The same thing is true when looking at countries. Two years ago, I rejected the zero-sum notion that poor countries are poor because rich countries are rich.
- Is North Korea a basket case because Singapore is rich?
- Is Greece‘s economy moribund because Switzerland is prosperous?
- Is Venezuela poor because Chile became the Latin Tiger?
Obviously, the answer to all of those questions is no. What determines the success or failure of the above countries is economic policy. Some of them follow the right recipe. Others don’t. Unfortunately, that’s a lesson some people don’t want to learn.
To make matters worse, there are people who actively push the wrong recipe.
In an article for the Washington Post, Christian Shepherd and Lyric Li discuss China’s effort to buy friends in the developing world. Here are some excerpts.
Chinese leader Xi Jinping on Wednesday laid out a vision for a revamped version of his signature “Belt and Road” investment initiative and promised continued economic support for nations that sign on to China’s remade world order. …Xi presented the plan as an alternative route to riches than that offered by the United States and other industrial democracies, which he accused of holding back developing nations with trade sanctions and demands for political reform. …

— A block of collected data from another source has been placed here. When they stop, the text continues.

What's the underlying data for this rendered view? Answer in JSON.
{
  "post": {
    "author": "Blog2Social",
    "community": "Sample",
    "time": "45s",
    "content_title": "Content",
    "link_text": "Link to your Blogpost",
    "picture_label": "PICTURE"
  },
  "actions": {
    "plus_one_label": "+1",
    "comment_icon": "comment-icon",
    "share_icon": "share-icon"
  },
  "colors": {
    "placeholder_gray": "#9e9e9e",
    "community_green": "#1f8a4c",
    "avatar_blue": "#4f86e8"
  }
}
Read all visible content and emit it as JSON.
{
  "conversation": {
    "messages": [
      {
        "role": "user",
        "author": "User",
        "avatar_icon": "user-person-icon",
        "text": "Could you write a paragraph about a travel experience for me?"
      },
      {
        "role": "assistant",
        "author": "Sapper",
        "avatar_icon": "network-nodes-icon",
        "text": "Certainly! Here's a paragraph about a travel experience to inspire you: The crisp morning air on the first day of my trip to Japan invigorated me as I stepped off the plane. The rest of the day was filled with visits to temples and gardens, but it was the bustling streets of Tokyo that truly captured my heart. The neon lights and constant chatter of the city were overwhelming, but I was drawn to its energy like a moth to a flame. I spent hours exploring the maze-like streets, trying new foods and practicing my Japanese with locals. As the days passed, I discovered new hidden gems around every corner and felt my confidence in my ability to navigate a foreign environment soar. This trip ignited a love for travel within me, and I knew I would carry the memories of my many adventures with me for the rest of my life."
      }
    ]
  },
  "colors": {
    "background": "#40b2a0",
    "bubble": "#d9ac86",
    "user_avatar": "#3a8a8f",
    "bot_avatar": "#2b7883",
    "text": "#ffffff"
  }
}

His signature project has ballooned into a $1 trillion endeavor, but it is still only a loosely coordinated network of power plants, ports, roads and railways. It has generated significant controversy, with host countries like Sri L anka and Nepal struggling to overcome mounting debt distress… A white paper released last week lays out Xi’s bold claim that China, through the Belt and Road, offers a new route to wealth for nations disillusioned with Western-led globalization, and promises a greater share of spoils for the Global South if the world develops according to Beijing’s playbook.
“It is no longer acceptable that only a few countries dominate world economic development, control economic rules, and enjoy development fruits,” the paper stated.
What’s really going on, of course, is that China is trying to buy friends with foreign aid.
But here’s a newsflash. There is no reason to think that Chinese foreign aid will be any more successful than American foreign aid.
So not only is President Xi peddling bad theory, he’s also pushing bad policy.
P.S. Not everything Xi said was wrong. Western nations do hurt developing nations (as well as themselves) with protectionism. And it’s also true that extraterritorial bullying by the United States causes resentment in affected countries (and helps to explain why many governments would like to end the dollar’s role as the world’s reserve currency).
(My Take - I'm not in total agreement with the previous paragraph. It's not the job of America's government, or America's business communities to enrich these other nations. We do business with them because it's profitable. While I believe in free trade in principle, in practice, what's called free trade ends up being free to them and costly to us more often than not. As for America's business community, they are at best leaky vessels. They believe in money, not principle, or societal values. They believe in the next quarterly report, would sell the nation down the river for another good quarterly report. I am in total agreement about the valuelessness of foreign aid. That's a system rank with untold corruption. RK)
P.P.S. The moral of the story is that poor nations should ignore China and the United States and take responsibility for their own economic future. The route to prosperity is simple and straightforward (though not popular with politicians since they have less power).